Her jaw tightens slightly.

"You didn't go away. You were still there...

in everything. In my work, in my head, in every quiet moment I couldn't distract myself out of.

" She lets out a small, shaky breath. "I kept thinking if I just did the right thing, the safe thing, it would stop.

That I'd stop feeling like I was constantly missing something. "

Her eyes flicker between mine, searching.

"I'm tired, Claire," she admits, her voice beginning to crack.

"I'm tired of being scared all the time.

Tired of hurting you because I won't just be honest.
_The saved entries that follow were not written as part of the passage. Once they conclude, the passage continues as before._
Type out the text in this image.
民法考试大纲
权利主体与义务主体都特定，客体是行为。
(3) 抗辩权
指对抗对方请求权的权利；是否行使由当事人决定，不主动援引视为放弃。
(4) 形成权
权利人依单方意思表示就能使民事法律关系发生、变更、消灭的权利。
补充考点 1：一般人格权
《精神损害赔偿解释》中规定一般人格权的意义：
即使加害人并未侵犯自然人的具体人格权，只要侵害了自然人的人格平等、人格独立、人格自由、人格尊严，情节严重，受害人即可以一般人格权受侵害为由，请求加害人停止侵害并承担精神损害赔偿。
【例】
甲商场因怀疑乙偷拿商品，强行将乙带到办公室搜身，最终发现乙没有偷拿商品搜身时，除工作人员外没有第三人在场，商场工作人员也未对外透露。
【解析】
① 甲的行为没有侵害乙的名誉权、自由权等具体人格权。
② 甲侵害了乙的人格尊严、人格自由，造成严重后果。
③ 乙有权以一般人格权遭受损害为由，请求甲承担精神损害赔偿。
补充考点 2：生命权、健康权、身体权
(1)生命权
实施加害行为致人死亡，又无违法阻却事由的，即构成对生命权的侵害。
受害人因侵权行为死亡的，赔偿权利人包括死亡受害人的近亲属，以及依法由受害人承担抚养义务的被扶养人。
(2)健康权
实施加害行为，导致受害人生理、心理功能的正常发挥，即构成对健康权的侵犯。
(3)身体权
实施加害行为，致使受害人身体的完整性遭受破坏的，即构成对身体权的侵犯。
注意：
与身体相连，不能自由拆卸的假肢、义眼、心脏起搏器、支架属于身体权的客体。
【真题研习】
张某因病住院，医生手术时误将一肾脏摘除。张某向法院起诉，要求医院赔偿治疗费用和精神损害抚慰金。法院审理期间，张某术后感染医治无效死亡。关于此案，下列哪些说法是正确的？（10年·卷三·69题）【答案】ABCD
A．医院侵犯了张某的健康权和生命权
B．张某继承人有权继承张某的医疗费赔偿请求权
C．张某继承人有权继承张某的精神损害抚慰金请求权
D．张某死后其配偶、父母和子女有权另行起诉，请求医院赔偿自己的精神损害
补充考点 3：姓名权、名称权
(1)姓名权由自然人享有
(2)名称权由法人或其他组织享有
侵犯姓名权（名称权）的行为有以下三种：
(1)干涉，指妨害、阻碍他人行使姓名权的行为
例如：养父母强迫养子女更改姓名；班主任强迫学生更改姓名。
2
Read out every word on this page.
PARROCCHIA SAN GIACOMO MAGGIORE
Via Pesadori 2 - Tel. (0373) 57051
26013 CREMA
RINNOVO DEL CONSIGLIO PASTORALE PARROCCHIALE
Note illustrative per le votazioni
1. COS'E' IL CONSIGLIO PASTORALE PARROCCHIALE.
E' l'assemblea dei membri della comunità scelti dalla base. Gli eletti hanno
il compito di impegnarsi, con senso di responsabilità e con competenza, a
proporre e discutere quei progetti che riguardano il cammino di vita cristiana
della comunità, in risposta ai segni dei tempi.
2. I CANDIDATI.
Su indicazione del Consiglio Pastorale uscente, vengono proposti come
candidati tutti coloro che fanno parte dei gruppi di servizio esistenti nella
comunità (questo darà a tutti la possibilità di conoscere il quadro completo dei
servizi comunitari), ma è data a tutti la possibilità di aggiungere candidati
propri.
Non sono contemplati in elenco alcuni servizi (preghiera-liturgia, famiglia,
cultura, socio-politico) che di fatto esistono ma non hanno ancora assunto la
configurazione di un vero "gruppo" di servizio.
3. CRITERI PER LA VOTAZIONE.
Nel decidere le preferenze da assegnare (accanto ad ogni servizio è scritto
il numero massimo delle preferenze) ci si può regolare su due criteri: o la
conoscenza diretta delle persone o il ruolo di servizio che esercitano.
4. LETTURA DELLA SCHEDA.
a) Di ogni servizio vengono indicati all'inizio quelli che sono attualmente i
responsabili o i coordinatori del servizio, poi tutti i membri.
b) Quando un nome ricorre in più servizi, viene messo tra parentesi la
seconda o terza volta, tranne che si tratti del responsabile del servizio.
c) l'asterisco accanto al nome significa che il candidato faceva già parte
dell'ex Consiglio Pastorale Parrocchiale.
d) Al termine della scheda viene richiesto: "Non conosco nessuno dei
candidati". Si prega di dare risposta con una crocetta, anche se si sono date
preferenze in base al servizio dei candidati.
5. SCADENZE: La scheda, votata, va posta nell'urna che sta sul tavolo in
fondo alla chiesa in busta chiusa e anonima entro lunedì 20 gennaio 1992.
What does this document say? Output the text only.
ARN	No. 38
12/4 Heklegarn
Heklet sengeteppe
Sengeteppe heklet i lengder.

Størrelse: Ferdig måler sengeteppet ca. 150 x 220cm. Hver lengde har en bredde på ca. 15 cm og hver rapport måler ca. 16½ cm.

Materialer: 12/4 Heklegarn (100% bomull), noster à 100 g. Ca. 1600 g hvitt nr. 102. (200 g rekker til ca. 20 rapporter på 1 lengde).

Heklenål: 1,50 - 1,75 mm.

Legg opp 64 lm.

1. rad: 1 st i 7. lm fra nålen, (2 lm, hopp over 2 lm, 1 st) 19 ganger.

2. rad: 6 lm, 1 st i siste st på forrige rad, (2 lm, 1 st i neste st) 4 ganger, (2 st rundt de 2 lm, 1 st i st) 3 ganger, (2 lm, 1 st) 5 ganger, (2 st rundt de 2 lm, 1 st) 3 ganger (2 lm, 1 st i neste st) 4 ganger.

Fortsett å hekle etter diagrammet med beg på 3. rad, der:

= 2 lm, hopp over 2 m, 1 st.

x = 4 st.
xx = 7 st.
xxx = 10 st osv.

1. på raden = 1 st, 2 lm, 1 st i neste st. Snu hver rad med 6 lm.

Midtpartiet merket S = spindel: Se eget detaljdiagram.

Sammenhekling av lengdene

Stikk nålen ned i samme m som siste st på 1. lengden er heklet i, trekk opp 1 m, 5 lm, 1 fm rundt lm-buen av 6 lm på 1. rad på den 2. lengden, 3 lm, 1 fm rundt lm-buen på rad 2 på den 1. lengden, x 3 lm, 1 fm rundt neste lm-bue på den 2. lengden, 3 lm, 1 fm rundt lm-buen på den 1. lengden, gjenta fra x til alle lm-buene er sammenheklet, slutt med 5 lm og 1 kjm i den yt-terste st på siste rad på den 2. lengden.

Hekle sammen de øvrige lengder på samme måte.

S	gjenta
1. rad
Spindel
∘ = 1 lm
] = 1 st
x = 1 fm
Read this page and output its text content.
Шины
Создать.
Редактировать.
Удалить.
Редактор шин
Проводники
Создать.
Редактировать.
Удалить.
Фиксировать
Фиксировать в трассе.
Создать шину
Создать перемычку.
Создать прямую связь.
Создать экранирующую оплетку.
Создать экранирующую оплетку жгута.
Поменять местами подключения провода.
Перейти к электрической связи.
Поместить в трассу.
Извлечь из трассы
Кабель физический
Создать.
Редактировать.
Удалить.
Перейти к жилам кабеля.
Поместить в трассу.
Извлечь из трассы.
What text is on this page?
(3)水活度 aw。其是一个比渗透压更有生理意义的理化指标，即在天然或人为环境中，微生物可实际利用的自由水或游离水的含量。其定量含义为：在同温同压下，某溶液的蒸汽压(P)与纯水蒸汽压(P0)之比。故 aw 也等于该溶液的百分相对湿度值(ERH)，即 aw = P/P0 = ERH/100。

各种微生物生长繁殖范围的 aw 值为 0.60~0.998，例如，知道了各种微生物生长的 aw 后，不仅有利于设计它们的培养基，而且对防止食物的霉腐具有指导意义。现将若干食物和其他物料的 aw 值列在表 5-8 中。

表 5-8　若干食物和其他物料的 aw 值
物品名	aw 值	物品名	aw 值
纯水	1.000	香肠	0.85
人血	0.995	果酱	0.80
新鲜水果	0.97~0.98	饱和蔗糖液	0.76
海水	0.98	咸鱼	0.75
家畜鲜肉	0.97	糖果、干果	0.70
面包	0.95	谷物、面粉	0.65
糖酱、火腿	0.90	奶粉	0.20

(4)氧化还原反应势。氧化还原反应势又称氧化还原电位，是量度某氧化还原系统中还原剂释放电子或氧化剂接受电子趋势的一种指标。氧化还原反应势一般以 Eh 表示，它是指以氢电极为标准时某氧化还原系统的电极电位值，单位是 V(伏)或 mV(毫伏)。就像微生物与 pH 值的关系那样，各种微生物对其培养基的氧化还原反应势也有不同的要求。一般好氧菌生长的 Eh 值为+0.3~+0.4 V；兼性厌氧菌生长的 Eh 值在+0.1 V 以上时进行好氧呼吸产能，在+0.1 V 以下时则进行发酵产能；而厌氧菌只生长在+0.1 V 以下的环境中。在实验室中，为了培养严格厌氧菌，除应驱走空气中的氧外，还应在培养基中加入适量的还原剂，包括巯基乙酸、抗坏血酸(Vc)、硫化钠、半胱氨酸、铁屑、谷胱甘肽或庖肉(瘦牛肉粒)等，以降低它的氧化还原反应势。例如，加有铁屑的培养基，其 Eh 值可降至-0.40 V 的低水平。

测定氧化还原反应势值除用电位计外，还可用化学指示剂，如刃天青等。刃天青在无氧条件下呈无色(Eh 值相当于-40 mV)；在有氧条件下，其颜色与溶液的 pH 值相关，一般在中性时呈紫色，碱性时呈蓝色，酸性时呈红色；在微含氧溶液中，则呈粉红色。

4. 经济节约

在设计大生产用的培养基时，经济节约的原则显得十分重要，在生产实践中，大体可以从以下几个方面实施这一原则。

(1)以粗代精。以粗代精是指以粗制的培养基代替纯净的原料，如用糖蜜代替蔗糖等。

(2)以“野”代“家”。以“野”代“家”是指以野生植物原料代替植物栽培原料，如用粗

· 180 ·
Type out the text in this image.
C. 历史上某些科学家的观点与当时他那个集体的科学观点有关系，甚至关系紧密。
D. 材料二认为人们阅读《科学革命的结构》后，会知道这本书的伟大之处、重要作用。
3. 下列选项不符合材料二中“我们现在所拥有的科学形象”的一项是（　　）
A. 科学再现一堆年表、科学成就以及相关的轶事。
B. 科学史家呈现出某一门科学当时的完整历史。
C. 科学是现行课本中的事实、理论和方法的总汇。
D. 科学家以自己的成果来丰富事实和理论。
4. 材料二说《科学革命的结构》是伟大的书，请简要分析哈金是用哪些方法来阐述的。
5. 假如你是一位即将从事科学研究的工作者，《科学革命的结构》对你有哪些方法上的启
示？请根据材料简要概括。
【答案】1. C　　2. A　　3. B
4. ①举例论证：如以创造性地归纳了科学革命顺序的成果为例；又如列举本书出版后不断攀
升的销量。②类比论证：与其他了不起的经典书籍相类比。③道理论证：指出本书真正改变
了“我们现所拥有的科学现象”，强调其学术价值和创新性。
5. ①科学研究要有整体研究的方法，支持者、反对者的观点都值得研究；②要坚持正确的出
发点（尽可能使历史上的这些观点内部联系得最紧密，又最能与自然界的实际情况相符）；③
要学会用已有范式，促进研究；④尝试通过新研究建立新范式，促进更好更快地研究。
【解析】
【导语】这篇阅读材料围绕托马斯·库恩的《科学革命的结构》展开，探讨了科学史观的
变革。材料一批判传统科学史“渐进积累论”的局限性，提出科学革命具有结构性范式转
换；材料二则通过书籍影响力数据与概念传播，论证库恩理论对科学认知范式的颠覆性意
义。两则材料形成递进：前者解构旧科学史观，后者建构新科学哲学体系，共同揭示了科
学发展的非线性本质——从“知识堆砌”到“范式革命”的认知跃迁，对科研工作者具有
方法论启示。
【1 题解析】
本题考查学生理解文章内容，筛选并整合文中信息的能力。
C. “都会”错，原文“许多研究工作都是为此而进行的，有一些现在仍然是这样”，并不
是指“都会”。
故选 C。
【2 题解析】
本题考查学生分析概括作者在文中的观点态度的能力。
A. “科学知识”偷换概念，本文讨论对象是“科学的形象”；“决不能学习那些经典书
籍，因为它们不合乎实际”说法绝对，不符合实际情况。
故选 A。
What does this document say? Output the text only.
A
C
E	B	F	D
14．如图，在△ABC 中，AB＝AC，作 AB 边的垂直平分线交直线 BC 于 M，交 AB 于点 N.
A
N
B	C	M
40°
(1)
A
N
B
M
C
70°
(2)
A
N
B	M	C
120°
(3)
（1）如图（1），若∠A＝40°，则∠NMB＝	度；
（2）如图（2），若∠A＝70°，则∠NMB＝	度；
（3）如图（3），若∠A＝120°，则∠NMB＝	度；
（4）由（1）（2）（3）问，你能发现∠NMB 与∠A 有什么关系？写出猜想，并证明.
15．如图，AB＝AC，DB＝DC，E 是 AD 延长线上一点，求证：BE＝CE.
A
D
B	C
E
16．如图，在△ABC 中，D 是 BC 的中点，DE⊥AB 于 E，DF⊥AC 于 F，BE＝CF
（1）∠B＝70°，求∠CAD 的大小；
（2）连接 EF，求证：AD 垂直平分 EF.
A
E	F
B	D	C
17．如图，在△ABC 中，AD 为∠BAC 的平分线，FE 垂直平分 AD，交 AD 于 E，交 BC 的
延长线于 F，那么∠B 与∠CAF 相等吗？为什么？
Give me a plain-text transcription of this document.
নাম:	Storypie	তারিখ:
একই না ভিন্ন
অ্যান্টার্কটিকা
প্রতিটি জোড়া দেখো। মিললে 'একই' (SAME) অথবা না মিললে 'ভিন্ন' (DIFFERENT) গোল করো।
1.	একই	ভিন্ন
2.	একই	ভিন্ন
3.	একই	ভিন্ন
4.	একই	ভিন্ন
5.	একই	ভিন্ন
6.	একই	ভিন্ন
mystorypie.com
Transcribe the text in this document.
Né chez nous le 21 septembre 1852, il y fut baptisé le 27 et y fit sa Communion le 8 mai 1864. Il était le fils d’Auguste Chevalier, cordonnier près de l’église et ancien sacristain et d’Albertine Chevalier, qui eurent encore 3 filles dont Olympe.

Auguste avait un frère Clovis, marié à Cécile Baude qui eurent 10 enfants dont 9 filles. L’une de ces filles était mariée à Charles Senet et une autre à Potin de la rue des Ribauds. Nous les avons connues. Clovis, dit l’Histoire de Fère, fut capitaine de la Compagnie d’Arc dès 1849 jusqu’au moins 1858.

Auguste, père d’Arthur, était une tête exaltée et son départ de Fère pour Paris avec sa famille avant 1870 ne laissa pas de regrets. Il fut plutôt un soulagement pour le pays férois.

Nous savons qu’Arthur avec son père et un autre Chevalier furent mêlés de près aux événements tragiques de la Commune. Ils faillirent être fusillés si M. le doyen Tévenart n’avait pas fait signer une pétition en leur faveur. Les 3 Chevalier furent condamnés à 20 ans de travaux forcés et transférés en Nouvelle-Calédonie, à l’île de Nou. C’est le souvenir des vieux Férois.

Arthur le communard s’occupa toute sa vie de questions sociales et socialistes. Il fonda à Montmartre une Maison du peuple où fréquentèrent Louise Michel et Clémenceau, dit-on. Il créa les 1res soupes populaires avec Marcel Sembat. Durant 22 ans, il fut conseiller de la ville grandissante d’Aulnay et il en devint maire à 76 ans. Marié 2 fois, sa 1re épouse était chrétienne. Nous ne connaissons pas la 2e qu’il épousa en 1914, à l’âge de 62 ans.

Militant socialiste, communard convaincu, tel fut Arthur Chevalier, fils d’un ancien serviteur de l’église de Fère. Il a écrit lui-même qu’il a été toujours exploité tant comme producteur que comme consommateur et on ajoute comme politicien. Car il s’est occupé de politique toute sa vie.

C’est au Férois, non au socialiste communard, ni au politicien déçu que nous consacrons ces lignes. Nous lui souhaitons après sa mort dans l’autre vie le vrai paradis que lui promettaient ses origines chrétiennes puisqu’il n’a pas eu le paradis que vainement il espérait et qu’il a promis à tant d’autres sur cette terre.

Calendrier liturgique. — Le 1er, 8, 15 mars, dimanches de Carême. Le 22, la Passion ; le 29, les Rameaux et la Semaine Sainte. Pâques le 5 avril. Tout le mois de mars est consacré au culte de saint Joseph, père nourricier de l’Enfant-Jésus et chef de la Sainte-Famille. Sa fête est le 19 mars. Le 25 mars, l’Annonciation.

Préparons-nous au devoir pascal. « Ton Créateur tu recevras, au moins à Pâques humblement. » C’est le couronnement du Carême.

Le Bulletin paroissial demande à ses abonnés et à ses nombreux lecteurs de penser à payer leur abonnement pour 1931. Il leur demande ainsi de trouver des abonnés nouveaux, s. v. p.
Tired of choosing what's easy over what's real.

" She swallows hard. "And yeah, I know I'm probably too late.

I know I fucked this up in every way I possibly could. "

Her voice breaks a little more, but she doesn't stop.

"I know I hurt you. I know I don't deserve to stand here and ask for anything from you, not your time, not your forgiveness, not... this." Her hand shifts slightly against me, like she's grounding herself in the fact that I'm still here. "But I couldn't keep pretending I didn't want you-"

She cuts herself off, exhaling shakily.

"All I want is you, Claire," she says finally, the words quieter but heavier. "I don't care how messy it is. I don't care how hard it gets or how much we have to work through. I just want you. I want to be with you. I want the good parts, the bad parts, in the between parts. All of it. With you."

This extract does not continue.